Investors will find opportunities in early-stage companies building the most efficient predictive maintenance models leveraging both mechanical and operational machine data.
Visual insights: Advances in the learning curve
Lukewarm growth of robotics until recently made it difficult for startups betting on computer vision to find strong product-market fit. A set of highly skilled engineering teams like Humatics, Neurala, Perceptin, and Hangar leveraged their Series A funding to build great visual technology and expertise, but still had difficulties finding sticky use cases. VCs should remain patient and support startups in their efforts to commercialize products; given the complexity of the technology and inevitably high switching costs for customers. First movers will ultimately enjoy a significant competitive advantage in this vertical once it’s achieved.

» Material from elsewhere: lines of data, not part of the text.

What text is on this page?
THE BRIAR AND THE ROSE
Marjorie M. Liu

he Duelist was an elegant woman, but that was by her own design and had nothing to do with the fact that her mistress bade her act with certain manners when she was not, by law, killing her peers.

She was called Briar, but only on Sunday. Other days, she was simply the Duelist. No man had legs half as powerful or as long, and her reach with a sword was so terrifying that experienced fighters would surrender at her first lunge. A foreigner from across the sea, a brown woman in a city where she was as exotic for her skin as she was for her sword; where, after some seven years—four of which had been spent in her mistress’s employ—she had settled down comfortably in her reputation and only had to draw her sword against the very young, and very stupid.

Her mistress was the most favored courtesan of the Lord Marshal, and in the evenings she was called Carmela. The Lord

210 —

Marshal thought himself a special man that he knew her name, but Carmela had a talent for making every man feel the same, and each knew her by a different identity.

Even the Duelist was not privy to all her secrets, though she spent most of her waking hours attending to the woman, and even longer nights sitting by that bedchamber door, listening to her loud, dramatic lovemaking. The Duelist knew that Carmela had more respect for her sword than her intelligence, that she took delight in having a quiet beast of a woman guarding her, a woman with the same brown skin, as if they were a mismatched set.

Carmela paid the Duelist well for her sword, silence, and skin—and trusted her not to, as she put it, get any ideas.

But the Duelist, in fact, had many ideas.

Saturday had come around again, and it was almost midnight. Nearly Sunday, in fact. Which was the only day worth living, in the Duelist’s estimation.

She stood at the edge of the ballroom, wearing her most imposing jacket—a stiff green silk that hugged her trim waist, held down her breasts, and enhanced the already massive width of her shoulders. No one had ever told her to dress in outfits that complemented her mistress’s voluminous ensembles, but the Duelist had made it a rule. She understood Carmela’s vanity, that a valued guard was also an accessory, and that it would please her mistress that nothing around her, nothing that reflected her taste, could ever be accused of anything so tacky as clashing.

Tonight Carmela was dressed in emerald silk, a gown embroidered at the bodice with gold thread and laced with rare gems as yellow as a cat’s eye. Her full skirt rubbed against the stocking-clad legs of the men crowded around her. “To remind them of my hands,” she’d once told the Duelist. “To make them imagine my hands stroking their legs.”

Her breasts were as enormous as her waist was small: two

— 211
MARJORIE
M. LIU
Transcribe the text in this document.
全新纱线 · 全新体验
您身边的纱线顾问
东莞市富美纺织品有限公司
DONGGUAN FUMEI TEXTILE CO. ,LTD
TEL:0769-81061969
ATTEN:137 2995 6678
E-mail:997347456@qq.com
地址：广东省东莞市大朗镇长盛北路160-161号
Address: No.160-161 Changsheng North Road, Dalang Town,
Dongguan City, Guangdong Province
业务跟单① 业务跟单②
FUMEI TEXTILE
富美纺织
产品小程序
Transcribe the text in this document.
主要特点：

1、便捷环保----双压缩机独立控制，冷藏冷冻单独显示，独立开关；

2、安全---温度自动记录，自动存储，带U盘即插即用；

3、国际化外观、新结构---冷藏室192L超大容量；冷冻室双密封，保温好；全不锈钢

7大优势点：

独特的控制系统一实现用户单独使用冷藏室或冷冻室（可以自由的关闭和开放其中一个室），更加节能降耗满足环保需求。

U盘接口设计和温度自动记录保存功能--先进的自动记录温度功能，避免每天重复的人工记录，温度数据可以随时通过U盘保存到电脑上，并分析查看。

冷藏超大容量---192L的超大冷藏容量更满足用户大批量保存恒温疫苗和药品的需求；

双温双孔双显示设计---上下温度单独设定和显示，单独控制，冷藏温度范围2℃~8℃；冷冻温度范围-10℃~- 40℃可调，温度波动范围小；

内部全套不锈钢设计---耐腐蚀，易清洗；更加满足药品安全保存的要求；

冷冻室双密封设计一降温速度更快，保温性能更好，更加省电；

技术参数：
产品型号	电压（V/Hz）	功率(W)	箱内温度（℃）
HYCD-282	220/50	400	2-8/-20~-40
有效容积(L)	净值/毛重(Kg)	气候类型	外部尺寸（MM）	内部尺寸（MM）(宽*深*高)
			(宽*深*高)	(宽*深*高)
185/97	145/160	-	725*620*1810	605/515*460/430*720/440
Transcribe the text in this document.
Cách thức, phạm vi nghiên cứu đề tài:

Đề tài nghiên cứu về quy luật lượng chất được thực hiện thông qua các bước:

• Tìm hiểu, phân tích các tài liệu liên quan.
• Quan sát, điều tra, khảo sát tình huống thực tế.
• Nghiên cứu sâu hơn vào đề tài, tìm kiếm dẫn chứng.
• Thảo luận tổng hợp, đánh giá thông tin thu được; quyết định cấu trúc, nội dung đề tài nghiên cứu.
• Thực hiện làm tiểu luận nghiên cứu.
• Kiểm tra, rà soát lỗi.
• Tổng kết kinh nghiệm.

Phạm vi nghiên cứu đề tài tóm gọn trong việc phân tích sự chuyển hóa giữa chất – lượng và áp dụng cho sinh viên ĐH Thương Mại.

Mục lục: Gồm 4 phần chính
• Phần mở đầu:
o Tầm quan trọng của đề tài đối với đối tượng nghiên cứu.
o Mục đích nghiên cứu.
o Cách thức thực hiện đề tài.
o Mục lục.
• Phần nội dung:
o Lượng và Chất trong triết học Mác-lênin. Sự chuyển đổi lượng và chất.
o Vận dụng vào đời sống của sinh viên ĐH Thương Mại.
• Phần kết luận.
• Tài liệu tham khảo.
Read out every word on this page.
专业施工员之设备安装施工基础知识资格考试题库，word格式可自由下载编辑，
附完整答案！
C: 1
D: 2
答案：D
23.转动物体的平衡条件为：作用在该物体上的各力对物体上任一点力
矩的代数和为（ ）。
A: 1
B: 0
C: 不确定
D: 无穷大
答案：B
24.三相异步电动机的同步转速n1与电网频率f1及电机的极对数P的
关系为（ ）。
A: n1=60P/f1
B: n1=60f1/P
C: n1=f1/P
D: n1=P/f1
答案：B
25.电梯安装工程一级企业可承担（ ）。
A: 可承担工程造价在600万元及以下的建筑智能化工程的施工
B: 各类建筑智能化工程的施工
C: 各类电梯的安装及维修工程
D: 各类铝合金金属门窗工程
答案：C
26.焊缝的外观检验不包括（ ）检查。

Conclusion: We’ve only scratched the surface of Industry 4.0
The first wave of disruption in manufacturing tech came with sensors and big data analytics, but this is just the beginning. Manufacturing tech startups are now creating cutting-edge, disruptive technology to add tremendous value to clients and generate lucrative returns to investors. Given the breadth and complexity of opportunities in this sector, the next wave of unicorns will likely come from robotics and AI SaaS in manufacturing.